Annu Int Conf IEEE Eng Med Biol Soc. 2021 Nov;2021:4859-4862. doi: 10.1109/EMBC46164.2021.9629749.
Motion capture systems are extensively used to track human movement to study healthy and pathological movements, allowing for objective diagnosis and effective therapy of conditions that affect our motor system. Current motion capture systems typically require marker placements which is cumbersome and can lead to contrived movements.Here, we describe and evaluate our developed markerless and modular multi-camera motion capture system to record human movements in 3D. The system consists of several interconnected single-board microcomputers, each coupled to a camera (i.e., the camera modules), and one additional microcomputer, which acts as the controller. The system allows for integration with upcoming machine-learning techniques, such as DeepLabCut and AniPose. These tools convert the video frames into virtual marker trajectories and provide input for further biomechanical analysis.The system obtains a frame rate of 40 Hz with a sub-millisecond synchronization between the camera modules. We evaluated the system by recording index finger movement using six camera modules. The recordings were converted via trajectories of the bony segments into finger joint angles. The retrieved finger joint angles were compared to a marker-based system resulting in a root-mean-square error of 7.5 degrees difference for a full range metacarpophalangeal joint motion.Our system allows for out-of-the-lab motion capture studies while eliminating the need for reflective markers. The setup is modular by design, enabling various configurations for both coarse and fine movement studies, allowing for machine learning integration to automatically label the data. Although we compared our system for a small movement, this method can also be extended to full-body experiments in larger volumes.

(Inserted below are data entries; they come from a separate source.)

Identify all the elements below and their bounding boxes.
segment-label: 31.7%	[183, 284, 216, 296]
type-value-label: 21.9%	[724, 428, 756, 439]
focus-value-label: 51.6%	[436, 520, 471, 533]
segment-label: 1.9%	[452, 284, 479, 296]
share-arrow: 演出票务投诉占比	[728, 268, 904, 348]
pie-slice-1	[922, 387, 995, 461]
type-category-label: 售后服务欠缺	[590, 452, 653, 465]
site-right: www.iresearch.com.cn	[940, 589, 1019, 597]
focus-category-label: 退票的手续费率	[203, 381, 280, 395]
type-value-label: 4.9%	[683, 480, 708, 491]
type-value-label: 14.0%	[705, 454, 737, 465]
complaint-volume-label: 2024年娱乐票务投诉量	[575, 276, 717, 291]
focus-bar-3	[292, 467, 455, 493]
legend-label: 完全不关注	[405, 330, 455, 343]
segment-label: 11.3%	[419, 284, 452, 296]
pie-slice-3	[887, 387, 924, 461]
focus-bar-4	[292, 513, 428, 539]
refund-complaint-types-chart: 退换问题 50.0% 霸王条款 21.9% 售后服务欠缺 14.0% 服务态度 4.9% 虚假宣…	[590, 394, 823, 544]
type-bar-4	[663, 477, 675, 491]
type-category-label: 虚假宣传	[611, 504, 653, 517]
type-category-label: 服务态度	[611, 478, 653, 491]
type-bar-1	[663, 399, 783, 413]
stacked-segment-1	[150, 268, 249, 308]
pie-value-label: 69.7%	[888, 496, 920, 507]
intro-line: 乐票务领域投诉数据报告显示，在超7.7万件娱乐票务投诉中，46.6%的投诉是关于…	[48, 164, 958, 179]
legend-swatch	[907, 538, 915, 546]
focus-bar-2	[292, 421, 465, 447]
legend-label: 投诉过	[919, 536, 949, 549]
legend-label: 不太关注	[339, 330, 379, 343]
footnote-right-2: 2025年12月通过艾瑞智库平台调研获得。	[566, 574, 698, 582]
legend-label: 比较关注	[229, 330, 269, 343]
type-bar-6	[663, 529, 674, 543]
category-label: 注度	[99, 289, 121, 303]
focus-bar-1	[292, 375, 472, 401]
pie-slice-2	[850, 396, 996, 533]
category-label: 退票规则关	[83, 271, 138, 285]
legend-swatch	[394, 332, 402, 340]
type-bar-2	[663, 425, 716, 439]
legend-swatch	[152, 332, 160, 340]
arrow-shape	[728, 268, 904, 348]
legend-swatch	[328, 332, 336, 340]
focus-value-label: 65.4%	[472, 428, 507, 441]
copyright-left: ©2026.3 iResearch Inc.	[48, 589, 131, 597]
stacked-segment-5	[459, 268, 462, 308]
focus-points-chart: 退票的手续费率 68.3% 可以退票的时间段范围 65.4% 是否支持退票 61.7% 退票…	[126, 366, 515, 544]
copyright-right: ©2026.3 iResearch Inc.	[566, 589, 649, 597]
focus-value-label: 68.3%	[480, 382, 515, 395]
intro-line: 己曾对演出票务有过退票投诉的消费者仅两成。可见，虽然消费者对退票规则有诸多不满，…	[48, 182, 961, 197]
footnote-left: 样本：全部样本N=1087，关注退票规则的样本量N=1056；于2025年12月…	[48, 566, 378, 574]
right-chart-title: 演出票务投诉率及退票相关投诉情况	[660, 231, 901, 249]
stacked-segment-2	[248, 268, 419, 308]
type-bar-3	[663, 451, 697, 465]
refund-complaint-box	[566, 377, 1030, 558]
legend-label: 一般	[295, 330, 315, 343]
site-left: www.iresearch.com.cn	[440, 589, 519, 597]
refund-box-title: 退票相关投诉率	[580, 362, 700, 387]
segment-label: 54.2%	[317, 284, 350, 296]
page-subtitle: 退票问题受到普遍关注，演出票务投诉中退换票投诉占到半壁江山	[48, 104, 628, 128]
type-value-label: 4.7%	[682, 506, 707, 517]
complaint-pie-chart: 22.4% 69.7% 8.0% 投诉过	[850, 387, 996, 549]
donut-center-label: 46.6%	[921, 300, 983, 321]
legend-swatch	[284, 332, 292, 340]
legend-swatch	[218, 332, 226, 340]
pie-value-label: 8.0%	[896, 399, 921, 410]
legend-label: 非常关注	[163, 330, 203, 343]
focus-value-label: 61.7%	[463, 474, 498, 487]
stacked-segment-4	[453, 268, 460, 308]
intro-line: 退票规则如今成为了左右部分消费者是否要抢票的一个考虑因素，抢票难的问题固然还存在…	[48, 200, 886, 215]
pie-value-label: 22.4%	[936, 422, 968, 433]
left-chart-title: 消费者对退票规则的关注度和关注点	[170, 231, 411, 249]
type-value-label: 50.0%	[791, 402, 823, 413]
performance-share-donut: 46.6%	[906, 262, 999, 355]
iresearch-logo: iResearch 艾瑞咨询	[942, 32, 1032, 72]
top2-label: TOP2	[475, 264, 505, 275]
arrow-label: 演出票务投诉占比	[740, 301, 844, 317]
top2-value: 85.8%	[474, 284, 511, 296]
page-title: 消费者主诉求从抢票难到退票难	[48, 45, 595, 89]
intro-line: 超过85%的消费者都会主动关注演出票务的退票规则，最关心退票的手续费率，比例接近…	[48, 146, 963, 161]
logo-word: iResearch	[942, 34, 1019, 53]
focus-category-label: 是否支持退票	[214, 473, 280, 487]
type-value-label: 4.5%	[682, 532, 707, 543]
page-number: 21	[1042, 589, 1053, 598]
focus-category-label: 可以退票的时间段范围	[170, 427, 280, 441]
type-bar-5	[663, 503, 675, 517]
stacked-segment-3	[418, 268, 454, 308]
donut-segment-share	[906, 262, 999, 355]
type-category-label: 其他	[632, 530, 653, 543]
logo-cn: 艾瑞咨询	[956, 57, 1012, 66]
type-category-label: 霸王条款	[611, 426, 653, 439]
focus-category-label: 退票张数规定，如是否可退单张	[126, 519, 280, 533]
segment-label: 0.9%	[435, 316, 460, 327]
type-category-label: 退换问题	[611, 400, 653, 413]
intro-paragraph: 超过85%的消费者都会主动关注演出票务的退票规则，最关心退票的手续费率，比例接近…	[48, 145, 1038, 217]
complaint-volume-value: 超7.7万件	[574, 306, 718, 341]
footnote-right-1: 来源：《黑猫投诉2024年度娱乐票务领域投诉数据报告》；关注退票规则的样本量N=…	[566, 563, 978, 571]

运动捕捉系统被广泛用于跟踪人体运动,以研究健康和病理运动,从而实现对影响运动系统的疾病的客观诊断和有效治疗。目前的运动捕捉系统通常需要标记物的放置,这很繁琐,并且可能导致人为的运动。在这里,我们描述并评估了我们开发的无标记和模块化多摄像机运动捕捉系统,以记录人体的 3D 运动。该系统由几个相互连接的单板微型计算机组成,每个微型计算机与一个摄像头(即摄像头模块)相连,还有一个额外的微型计算机作为控制器。该系统允许与即将推出的机器学习技术(如 DeepLabCut 和 AniPose)集成。这些工具将视频帧转换为虚拟标记轨迹,并为进一步的生物力学分析提供输入。该系统的帧率为 40Hz,相机模块之间的同步时间为亚毫秒级。我们通过使用六个摄像头模块记录食指运动来评估该系统。通过轨迹将骨骼段记录转化为指关节角度。将获取的指关节角度与基于标记的系统进行比较,结果表明,在整个掌指关节运动范围内,差异的均方根误差为 7.5 度。我们的系统允许在实验室外进行运动捕捉研究,同时无需使用反光标记物。该系统的设计是模块化的,允许进行各种粗调和精细运动研究的配置,从而实现机器学习集成,自动标记数据。虽然我们将该系统用于小运动进行了比较,但这种方法也可以扩展到更大体积的全身实验中。